Things to know if you’re a technician:
- The ACMA’s spectrum planning arrangements do not support overseas satellite free-to-air TV reception.
- The ACMA does not provide diagnostic or investigation services in relation to interference impacting these types of services.
- Overseas signals on ‘big dish systems’ can be affected by mobile broadband and licensed mobile phone transmissions.
- The commencement of terrestrial mobile broadband services in the 3.6 GHz band has been affecting satellite TV reception in the C-band (3.7 to 4.2 GHz).
The ACMA’s role and responsibilities
Consumers may be able to view overseas free-to-air TV services via their satellite dish and receiving equipment. Reception of these services is not supported by the ACMA’s spectrum planning arrangements.
The ACMA considers overseas satellite free-to-air TV reception as fortuitous and susceptible to reception problems. For these reasons, these types of services are not protected from interference and the ACMA does not provide diagnostic or investigation services.
Why interference happens
Overseas satellite free-to-air TV is more likely to experience reception issues from a range of other services due to the weaker nature of the satellite signal and the operation of terrestrial systems in adjacent frequency bands.
TV reception in C-band (3.7 to 4.2 GHz)—commonly known as ‘big dish systems’— has been affected by transmissions on adjacent frequency bands such as mobile broadband services from nearby mobile towers.
This is due to signal overload of the low-noise block downconverter (LNB). This overload occurs when a strong signal, close in frequency to the weak satellite signal, is received by the dish antenna. The LNB responds to the stronger signal and degrades the performance of LNB.
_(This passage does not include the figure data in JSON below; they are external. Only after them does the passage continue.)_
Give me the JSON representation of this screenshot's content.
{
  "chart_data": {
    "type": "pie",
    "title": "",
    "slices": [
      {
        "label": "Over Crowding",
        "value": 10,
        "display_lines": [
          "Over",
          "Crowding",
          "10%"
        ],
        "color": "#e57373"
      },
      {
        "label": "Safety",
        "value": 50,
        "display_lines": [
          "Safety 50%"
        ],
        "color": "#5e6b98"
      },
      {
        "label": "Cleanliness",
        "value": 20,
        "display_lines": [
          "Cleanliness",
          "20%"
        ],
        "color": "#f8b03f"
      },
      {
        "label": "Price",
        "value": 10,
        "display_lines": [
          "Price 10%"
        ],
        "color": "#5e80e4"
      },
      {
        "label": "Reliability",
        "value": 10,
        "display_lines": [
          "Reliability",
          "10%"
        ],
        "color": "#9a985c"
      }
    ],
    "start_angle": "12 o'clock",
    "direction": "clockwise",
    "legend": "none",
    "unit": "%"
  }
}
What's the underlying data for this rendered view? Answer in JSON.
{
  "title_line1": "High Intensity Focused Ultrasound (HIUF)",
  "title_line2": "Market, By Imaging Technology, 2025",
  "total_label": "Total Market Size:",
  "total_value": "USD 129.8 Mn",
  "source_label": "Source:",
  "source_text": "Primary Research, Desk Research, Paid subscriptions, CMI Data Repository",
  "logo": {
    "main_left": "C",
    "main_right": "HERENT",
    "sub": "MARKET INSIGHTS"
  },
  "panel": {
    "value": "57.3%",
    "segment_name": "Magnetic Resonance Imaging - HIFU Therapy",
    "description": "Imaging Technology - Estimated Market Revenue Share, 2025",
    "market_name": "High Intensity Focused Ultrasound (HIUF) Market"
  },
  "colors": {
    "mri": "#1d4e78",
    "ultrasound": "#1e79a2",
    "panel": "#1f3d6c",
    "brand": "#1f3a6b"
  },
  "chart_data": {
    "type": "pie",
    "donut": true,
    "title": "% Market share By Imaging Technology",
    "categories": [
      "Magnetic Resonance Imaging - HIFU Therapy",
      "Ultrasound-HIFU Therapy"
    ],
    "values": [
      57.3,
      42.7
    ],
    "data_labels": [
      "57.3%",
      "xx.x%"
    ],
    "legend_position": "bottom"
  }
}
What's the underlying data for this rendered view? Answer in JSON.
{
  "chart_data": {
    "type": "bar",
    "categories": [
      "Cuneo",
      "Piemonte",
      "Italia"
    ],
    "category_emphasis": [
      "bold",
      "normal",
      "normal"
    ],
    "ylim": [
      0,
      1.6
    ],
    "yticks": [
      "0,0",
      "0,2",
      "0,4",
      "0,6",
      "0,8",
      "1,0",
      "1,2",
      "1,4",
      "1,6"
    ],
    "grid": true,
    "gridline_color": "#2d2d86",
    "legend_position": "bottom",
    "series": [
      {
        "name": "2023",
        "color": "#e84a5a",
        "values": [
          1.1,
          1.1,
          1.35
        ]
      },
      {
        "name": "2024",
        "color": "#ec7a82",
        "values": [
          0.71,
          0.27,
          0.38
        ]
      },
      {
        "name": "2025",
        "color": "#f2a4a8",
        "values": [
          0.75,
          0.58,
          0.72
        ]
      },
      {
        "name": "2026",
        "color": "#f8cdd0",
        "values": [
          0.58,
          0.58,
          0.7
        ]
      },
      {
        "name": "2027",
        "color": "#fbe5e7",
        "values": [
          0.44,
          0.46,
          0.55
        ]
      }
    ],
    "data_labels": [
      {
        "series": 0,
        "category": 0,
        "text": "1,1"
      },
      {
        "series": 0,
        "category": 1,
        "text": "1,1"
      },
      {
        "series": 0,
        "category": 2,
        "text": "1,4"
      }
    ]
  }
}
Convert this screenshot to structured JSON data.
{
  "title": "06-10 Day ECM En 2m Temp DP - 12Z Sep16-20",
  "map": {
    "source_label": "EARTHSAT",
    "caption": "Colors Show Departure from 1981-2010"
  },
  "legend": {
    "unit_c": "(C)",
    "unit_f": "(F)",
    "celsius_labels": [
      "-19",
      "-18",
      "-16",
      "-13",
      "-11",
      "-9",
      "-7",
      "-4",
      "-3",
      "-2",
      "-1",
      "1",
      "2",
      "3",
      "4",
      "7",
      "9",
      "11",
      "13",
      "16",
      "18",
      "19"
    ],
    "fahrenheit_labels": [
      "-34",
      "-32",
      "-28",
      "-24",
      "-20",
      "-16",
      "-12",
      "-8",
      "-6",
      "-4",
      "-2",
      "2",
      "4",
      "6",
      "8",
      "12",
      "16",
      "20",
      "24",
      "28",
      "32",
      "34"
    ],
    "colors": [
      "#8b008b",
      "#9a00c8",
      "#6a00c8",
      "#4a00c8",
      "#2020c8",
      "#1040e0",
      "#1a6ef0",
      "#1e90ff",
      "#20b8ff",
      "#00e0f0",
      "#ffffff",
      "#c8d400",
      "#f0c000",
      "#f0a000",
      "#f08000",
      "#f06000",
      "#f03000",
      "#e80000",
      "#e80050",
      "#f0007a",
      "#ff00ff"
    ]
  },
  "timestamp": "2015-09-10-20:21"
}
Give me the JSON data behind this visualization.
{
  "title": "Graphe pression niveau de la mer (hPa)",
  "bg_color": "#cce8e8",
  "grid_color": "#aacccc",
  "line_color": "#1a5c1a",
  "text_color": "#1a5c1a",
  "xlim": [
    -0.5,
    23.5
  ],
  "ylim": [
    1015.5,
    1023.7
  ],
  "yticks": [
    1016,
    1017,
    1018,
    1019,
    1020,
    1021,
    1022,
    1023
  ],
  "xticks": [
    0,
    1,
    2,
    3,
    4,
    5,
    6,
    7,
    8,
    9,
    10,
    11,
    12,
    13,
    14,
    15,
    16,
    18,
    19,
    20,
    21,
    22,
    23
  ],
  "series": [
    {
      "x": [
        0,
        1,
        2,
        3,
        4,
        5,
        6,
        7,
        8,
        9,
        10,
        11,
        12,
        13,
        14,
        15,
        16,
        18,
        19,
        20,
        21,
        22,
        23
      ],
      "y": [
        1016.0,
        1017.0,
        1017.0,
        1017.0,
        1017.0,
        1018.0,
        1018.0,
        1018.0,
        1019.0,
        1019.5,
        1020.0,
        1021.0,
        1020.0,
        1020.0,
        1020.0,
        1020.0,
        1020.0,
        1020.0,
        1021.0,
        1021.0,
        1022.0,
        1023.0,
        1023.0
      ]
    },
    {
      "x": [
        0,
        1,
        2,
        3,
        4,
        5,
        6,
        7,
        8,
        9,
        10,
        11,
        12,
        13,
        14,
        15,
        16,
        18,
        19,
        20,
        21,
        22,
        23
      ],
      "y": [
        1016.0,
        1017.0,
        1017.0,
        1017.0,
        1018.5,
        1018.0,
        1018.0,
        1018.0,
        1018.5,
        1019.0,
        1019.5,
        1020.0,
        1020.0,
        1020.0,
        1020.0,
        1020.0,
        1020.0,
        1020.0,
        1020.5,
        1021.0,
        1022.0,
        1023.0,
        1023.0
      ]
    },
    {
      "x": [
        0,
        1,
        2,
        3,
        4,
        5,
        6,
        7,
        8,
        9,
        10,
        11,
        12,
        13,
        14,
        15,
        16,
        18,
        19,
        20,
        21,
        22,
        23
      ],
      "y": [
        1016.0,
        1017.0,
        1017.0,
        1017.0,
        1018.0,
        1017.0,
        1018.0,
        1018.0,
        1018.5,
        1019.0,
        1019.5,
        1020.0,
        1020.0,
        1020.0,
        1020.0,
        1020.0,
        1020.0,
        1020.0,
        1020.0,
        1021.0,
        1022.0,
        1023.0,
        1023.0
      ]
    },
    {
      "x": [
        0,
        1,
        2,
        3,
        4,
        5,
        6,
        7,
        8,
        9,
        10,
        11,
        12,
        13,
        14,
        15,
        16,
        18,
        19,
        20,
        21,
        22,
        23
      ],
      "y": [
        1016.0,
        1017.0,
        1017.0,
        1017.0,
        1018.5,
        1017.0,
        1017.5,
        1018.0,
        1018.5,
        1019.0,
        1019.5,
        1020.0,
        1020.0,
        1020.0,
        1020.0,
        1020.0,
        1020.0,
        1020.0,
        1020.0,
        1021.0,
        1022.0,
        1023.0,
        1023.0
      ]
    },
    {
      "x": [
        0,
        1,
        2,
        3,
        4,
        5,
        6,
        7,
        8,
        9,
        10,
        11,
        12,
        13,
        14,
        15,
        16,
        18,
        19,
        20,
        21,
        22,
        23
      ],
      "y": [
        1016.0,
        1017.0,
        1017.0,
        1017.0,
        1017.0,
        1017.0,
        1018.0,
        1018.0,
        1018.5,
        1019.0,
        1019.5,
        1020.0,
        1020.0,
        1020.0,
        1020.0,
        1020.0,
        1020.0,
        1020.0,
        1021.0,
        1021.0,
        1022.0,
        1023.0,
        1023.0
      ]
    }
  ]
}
Recently, the ACMA has also been alerted to incidents of satellite TV reception in the C-band being affected by the commencement of terrestrial mobile broadband services operating in the adjacent 3.6 GHz band.
Some reception problems caused by signal overload can be fixed by:
- Relocating the dish antenna to a more sheltered location less prone to picking up stronger signals from nearby transmission towers.
- Using LNBs with built-in filters.
- Installing a separate enhanced C-band filter to avoid signal overload.
However, it may not always be possible to resolve satellite TV interference caused by licensed terrestrial radiocommunications services.